Baby Dee sets the record straight about her checkered past in the crabbiest interview ever...
Recently Baby Dee was interviewed on her concert in Warsaw by the Polish newspaper Zycie Warszawy. Online the newspaper only announced the concert (Google translation), and it's unsure whether the interview was ever published. But if it was, is should read as follows:
Interviewer:
In your fairy tale "Brother Slug and Sister Snail" you seem to understand these animals or even identify with them. Could you tell me: why slugs?
Baby Dee:
I like slugs. They represent the most humble life-form that I can actually identify with. I mean to say, I don't go around squishing ants or spiders but I do find it hard to put myself in their place. With slugs it's a little different. I can really relate to a slug.
Interviewer:
Why did your "church career" end? Was the conflict between your sexual identity and Church's view on transsexualism one of the reasons?
Baby Dee:
I don't normally answer questions like this for a lot of good reasons, not the least of which is this. Though I'm sure you're a perfectly nice man (or lady?) you almost certainly won't be able to publish my entire answer. You will have to pick out a sentence here or there that will maybe entertain your readers but will certainly not convey what I'm trying to get across. Also there's a language barrier.
So -- fuck it! I'm going to answer this question to the best of my ability. But I challenge you to this -- that if you can't print the whole of it then print NONE OF IT.
This is a thing that's hard to explain to people. My church gig was a really terrific gig. My boss, the pastor of that particular church, was a very smart man. He had taste. He had tact. He wasn't even a little bit of an asshole. He was incredibly wise and very compassionate. And the only thing that he was absolutely intolerant of was crap music.
For somebody like myself at that time in my life, being completely obsessed with the music of Palestrina and Bach and obscure early music manuscripts like the Glogaur Liederbuch, it was a dream job.
When I decided to make the change he was the first person apart from my shrink that I talked to about it and he even wrote me a gender neutral letter of recommendation. But the fact was that I was moving on from that arcane cocoon of ancient music and needed to find a new way in the world. It would have been the stupidest thing imaginable to try to make a statement out of holding on to that job.
I needed to become fabulous. It was my birthright and I went for it.

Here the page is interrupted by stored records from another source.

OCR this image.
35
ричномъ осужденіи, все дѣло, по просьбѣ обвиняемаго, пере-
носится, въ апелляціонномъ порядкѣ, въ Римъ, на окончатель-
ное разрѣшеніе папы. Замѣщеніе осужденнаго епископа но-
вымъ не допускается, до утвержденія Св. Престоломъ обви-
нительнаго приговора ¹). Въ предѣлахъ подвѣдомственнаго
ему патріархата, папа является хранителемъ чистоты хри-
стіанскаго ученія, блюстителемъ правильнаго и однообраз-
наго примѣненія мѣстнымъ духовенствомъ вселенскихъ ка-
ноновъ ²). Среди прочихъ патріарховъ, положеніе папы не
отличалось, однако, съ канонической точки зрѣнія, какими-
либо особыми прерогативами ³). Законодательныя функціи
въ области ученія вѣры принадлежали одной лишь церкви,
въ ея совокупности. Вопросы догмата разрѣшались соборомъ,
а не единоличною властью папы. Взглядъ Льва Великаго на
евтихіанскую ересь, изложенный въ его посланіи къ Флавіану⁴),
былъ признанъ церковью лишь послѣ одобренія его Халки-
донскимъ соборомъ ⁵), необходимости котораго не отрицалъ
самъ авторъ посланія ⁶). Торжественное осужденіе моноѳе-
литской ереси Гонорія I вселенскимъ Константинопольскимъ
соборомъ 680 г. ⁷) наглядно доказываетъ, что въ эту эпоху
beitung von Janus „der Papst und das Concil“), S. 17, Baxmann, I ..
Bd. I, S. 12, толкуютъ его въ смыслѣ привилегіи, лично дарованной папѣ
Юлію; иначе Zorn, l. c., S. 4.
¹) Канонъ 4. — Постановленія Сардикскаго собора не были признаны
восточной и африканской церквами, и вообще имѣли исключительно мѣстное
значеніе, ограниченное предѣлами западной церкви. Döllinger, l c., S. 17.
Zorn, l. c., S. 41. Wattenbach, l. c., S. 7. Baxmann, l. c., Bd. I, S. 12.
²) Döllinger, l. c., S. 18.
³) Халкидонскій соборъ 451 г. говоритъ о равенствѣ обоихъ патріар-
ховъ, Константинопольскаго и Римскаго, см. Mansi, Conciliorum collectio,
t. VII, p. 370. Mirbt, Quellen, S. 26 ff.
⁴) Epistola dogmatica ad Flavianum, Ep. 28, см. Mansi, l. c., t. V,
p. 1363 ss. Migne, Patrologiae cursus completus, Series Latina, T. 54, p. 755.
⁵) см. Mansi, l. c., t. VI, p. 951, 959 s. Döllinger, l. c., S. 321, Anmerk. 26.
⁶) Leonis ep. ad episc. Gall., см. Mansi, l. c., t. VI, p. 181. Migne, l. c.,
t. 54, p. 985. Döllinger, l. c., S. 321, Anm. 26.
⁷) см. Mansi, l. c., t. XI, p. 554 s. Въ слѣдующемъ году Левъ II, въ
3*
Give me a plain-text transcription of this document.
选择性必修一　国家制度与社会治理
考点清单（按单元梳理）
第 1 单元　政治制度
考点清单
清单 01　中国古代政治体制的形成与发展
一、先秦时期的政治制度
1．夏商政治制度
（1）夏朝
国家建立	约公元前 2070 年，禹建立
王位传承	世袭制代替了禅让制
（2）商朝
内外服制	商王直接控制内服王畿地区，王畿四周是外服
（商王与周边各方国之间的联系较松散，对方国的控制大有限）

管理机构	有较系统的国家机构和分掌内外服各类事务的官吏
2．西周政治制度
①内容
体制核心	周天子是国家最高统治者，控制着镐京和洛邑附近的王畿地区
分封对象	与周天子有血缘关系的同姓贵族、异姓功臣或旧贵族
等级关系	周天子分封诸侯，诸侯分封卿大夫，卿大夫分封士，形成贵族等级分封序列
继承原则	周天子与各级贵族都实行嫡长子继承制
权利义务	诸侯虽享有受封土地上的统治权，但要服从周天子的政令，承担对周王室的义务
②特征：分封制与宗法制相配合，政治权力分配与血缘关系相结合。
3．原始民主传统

There is no such thing as a fabulous church organist.
Interviewer:
Your art sometimes resembles old sacred music, in your lyrics there's a lot of religious motifs.
Baby Dee:
What can I say? Lots of people have a dodgy past.
Interviewer:
You also had an opportunity to observe religious institutions.
Baby Dee:
What I observed about the catholic church was that it's a very big institution. Like a lot of other big institutions it's got more than its fair share of shitheads. As an institution of course it sucks. But in a place like the South Bronx at that time there were no institutions that didn't suck. There weren't even any banks. You couldn't even find a fucking bakery! So there were some catholic churches up there that were doing unbelievably good things for people. And yes, though perhaps little or none of that good lasted beyond the tenure of my kindly boss and a few others like him, and though from what I've heard his good work didn't go unpunished, I won't condemn that "ïnstitutional" church for one simple reason -- because I know he wouldn't.
Interviewer:
What's your view on spirituality in music and what do you think about institutional religion?
Baby Dee:
Enough of this bullshit! Let's talk about something else.
Interviewer:
Your music's emotional atmoshpere has this characteristic vagueness - it's like sadness, longing on the verge of grotesque. Do you ever think about your artistic expression as a kind of therapy?
Baby Dee:
Well, that's too bad. I don't think it's sad. I don't think it's grotesque either. And I sure as fucking fuck don't think of it as therapy. So I guess perhaps I have a very poor understanding of my music.